A experiência de viver um dos maiores antagonistas no palco
Aos 45 anos, próximo de completar 25 de teatro, ator Ricardo Martins, que iniciou sua carreira em Juiz de Fora, interpreta Shakespeare pela primeira vez, no papel de Claudius num elogiado “Hamlet” atual
Pelo poder vale envenenar o irmão, casar-se com a cunhada e matar o sobrinho. Pelo poder, quaisquer esforços convêm, mostram, diariamente, políticos de distintos níveis no país. “Há algo de podre no reino da Dinamarca.” A tragédia, contudo, é outra. Trata-se de Claudius, um dos maiores antagonistas da dramaturgia mundial, presente em “Hamlet”, de William Shakespeare.

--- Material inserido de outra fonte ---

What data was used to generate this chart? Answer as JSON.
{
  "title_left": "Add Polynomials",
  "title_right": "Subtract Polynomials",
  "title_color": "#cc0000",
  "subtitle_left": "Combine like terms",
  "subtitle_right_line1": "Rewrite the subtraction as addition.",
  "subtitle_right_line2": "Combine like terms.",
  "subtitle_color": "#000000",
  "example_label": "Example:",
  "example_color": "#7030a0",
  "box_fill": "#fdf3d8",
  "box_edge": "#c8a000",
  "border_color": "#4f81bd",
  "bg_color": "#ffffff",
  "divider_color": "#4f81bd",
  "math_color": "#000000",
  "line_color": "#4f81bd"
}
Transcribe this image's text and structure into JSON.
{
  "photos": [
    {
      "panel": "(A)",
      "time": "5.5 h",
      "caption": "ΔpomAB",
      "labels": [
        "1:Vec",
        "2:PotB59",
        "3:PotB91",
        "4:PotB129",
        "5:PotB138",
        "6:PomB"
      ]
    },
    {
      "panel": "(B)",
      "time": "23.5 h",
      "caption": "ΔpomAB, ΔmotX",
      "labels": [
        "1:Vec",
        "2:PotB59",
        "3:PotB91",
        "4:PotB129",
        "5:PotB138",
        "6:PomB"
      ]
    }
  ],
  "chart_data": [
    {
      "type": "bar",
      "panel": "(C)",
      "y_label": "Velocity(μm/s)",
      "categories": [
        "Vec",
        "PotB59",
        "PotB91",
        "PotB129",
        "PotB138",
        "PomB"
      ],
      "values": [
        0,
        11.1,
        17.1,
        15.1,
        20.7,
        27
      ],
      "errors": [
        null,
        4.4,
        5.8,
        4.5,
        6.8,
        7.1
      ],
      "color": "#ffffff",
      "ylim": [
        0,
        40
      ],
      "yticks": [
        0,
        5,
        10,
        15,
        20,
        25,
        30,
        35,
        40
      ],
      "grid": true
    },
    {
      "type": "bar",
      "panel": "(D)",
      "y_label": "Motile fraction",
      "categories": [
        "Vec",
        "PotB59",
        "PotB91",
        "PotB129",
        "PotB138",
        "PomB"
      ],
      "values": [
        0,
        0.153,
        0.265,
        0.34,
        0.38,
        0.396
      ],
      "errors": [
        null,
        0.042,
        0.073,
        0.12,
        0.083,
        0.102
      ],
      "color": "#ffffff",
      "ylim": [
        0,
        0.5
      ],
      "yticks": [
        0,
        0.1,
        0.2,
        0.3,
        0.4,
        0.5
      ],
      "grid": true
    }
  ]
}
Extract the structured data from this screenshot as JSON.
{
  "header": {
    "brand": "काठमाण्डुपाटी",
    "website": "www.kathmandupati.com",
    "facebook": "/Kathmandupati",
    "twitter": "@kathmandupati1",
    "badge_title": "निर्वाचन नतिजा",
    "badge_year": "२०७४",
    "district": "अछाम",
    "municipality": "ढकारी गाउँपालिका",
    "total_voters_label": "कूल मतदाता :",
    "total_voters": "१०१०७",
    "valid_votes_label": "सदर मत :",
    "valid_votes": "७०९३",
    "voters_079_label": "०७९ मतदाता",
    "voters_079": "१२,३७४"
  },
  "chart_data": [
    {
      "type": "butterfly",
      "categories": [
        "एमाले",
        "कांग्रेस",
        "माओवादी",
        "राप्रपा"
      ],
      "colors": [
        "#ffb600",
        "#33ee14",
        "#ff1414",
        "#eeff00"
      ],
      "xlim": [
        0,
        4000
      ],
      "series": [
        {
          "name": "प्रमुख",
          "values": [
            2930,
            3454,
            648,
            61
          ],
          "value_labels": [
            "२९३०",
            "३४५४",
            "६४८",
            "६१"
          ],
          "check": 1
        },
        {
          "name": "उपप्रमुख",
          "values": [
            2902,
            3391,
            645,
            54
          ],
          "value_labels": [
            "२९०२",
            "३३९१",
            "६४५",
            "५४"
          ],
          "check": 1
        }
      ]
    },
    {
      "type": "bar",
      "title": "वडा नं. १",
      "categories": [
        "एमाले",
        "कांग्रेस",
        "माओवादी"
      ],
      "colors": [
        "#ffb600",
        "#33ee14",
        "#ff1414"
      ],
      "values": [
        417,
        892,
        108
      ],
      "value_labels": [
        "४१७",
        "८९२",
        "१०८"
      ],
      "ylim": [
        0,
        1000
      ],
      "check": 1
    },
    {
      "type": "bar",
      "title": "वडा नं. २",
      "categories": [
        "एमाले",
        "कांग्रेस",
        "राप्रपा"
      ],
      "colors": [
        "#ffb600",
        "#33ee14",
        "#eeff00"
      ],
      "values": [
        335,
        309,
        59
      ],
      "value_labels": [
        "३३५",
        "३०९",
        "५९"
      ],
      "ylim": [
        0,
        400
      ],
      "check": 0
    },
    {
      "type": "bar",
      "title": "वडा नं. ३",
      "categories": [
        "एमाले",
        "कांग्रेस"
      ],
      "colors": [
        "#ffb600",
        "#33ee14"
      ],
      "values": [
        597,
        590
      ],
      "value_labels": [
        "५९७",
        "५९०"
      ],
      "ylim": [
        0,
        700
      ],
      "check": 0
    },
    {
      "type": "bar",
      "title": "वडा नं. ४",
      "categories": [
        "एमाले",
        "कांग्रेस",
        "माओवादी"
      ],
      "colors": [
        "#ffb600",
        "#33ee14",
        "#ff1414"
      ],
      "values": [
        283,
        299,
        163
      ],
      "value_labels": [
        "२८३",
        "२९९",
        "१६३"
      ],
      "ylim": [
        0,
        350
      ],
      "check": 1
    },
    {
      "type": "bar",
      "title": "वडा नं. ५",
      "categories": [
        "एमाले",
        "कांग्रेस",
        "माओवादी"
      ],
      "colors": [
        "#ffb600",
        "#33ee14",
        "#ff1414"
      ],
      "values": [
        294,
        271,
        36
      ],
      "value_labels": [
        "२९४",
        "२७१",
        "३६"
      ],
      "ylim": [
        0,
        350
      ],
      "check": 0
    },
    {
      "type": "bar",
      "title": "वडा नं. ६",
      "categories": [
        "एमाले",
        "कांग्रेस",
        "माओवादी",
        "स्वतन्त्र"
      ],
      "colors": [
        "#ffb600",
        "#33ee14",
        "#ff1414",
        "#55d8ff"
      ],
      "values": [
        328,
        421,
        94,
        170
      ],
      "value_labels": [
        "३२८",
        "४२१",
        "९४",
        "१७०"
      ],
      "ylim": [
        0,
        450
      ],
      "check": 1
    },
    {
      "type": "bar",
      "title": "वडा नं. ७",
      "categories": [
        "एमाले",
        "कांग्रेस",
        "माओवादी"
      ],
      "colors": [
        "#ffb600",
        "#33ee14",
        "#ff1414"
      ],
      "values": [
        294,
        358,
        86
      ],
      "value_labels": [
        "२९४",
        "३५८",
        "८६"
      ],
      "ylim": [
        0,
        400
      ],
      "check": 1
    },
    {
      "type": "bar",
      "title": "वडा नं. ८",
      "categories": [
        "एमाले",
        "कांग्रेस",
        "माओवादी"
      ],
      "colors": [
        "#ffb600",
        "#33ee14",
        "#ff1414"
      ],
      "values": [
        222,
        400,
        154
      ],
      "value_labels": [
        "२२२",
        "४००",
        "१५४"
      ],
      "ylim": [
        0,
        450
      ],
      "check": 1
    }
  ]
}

Em tempos sombrios, o desafio da interpretação do personagem clássico está, justamente, na transposição dos dramas mais próximos, encontrando a humanidade de uma figura aparentemente apenas obscura. Prestes a comemorar bodas de prata no teatro, o ator Ricardo Martins encara as verdades e as mentiras de Claudius na celebrada montagem de “Hamlet” feita pela Armazém Companhia de Teatro, que comemora 30 anos de existência, 13 deles contando com o gaúcho da pequena Dom Pedrito, que aos 15 mudou-se com a família para Juiz de Fora, de onde partiu em 2004 para integrar o coletivo.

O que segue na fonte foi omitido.